The report by the Industrial Communities Alliance states that the UK government will have to replace European Regional Development Fund and European Social Fund cash, worth €10.3 billion and due to be paid to the UK in the 2014-2020 EU budget period, plus funding from the Maritime and Fisheries Fund, Youth Employment Initiative and rural development.
The Alliance (ICA) is a cross-party group of local authorities from UK industrial areas.
Theresa May’s government promised to create a fund back in 2017, and the promise was repeated in the Conservative party’s manifesto at last December’s election. “Nearly everything about the Fund is still to be worked out,” the paper states.
UK ministers say the budget for the new Shared Prosperity Fund will be decided in the autumn, just months before EU funding is set to end. The UK will continue to pay into the EU budget during the eleven-month transition period that ends on 31 December.
Wales has been the main beneficiary in the UK from EU Structural Funds, receiving more than €2.4 billion in the 2014-2020 budget, while Scotland received around €900 million.
However, the report argues that “the menu of activities on which EU funds can be spent has become too restrictive and the creation of the Shared Prosperity Fund allows a fresh start” and could offer “greater flexibility in spending in order to tackle a wider range of regeneration issues than those presently addressed by EU funding”.
EU funding had been primarily focused on projects dealing with R&D, business support, the low-carbon economy and environmental improvement.

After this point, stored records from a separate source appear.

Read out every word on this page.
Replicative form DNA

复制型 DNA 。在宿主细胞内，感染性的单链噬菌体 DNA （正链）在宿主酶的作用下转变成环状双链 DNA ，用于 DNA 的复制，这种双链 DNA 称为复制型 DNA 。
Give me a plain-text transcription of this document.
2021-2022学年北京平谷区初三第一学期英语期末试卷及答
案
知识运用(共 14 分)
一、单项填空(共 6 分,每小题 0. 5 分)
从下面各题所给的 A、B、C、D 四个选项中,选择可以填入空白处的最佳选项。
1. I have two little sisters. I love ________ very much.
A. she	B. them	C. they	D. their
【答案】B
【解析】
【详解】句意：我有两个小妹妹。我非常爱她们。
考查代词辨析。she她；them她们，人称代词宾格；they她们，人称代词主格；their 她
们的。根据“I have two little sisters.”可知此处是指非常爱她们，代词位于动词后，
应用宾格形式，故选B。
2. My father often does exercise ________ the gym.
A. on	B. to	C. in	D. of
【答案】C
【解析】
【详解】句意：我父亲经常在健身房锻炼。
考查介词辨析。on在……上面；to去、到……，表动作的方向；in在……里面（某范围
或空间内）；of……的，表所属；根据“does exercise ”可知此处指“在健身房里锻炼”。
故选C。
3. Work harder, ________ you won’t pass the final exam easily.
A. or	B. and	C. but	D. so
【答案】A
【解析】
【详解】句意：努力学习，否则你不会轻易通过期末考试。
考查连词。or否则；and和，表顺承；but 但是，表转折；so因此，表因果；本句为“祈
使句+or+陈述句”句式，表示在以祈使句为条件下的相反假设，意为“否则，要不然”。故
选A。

The issue has increased in political importance for Prime Minister Boris Johnson following December’s general election in which many of the UK’s industrial heartlands, most of which had voted to leave the EU, voted Conservative for the first time.
“Many voters in older industrial Britain backed Boris Johnson. Now is the time for him to ensure that our communities do not lose out from Brexit and to support our efforts to rebuild the economies of our areas,” said Councillor Russell Imrie, acting national chair of ICA.
“Thanks to European funding over the years, we’ve been able to make progress in replacing the thousands upon thousands of jobs lost from industries such as coal, steel, engineering and textiles but we still have a long way to go to match the prosperity in other parts of the country,” he added.
Cohesion Funding is one of the flagship EU policies that the UK will have to create domestic versions of before the end of 2020.
Earlier this week, the Johnson government unveiled its plans to replace the EU’s Common Agricultural Policy, which will continue to pay for at least seven years farming subsidies at the same rate as the current EU CAP, but will instead pay farmers according to ‘goals’ agreed with regulators, such as ‘public goods’ including clean water, clean air, healthy soils and habitats for wildlife.